Ghali singles chronology
|  | "Ninna nanna" (2016) | "Pizza kebab" (2017) |

Music video
- "Ninna nanna" on YouTube

= Ninna nanna (Ghali song) =

"Ninna nanna" (lit. 'Lullaby') is the debut single by Italian rapper Ghali, released on 28 October 2016 as the first extract from his first studio album Album. The song peaked at number 1 of the Italian singles' chart and was certified quadruple platinum in Italy, having sold over 200,000 copies.

== Description ==
Produced by Charlie Charles, the track was originally released on 14 October 2016 on the music streaming platform Spotify, achieving gold disc certification just fourteen days after its release.
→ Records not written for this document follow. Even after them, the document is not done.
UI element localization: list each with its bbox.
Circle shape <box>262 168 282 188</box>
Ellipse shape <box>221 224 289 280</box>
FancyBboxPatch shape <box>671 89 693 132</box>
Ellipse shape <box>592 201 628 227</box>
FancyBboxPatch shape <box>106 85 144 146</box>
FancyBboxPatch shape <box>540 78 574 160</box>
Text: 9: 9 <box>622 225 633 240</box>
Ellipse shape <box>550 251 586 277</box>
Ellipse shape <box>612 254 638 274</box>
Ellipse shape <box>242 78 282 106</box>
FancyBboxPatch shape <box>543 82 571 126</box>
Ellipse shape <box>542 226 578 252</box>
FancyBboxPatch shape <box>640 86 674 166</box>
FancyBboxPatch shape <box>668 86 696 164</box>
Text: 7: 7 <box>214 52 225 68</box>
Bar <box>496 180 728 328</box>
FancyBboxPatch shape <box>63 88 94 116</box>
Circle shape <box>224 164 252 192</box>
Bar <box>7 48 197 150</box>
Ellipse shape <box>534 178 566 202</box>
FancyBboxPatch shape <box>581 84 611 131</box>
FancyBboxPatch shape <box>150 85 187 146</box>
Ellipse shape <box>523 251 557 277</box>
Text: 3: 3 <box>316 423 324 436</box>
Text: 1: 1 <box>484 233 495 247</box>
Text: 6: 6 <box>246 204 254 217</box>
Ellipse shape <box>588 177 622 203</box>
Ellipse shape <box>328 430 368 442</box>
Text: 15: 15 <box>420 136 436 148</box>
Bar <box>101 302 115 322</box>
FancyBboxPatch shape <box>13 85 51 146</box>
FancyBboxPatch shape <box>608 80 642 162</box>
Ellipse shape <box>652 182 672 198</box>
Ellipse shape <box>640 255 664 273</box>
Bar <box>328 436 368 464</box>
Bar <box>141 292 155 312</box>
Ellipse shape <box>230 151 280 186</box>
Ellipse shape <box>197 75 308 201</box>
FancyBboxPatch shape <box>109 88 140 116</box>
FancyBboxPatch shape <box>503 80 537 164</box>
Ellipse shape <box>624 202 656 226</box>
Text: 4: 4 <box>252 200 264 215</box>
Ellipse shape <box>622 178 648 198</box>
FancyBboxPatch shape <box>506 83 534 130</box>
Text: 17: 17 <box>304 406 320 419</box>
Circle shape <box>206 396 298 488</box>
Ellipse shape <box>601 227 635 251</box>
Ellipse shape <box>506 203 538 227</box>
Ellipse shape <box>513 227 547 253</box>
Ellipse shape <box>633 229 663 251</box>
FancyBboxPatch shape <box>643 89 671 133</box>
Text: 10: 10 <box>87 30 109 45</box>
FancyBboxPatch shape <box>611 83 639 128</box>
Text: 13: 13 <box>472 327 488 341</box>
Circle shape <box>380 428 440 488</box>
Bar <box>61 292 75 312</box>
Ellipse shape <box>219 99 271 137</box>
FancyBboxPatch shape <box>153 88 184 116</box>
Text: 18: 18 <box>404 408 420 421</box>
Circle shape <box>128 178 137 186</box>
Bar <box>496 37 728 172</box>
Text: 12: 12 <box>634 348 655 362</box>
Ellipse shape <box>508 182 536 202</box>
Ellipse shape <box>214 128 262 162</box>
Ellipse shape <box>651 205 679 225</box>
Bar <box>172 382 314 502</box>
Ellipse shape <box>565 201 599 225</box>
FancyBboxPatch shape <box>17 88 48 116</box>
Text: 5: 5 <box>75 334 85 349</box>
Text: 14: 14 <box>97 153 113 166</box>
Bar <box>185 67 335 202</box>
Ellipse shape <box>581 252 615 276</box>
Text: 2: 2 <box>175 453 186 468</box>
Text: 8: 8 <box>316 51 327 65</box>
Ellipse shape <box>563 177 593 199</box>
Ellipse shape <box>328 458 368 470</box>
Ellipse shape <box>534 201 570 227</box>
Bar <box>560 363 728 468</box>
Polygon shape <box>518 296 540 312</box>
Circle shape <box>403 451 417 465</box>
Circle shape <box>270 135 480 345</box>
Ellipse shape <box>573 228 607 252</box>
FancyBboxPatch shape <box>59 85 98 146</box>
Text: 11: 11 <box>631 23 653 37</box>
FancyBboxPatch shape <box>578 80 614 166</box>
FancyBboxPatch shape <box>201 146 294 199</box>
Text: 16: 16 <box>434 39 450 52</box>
The cover is the work of Giuseppe Palmisano (aka Iosonopipo), who created the artwork based on Ghali's idea of being portrayed with his mother.

The rapper himself commented on the song with these words: "It took a while, that's how I am, I'm a perfectionist when it comes to my music, but I can assure you that "Ninna nanna" is the best single I've written to date".

== Tracks ==

| No. | Title | Length |
|---|---|---|
| 1. | "Ninna nanna" | 3:57 |
| Total length: |  | 3:57 |

==Music video==
The music video for "Ninna nanna", directed by Martina Pastori, was released on 31 October 2016 via Ghali's YouTube channel.

==Charts==

===Weekly charts===

Weekly chart performance for "Ninna nanna"
| Chart (2016) | Peak position |
|---|---|
| Italy (FIMI) | 1 |

===Year-end charts===

2016 year-end chart performance for "Ninna nanna"
| Chart (2016) | Position |
|---|---|
| Italy (FIMI) | 77 |

2017 year-end chart performance for "Ninna nanna"
| Chart (2017) | Position |
|---|---|
| Italy (FIMI) | 42 |

==Certifications==

| Region | Certification | Certified units/sales |
| Italy (FIMI) | 4× Platinum | 200,000^{‡} |
^{‡} Sales+streaming figures based on certification alone.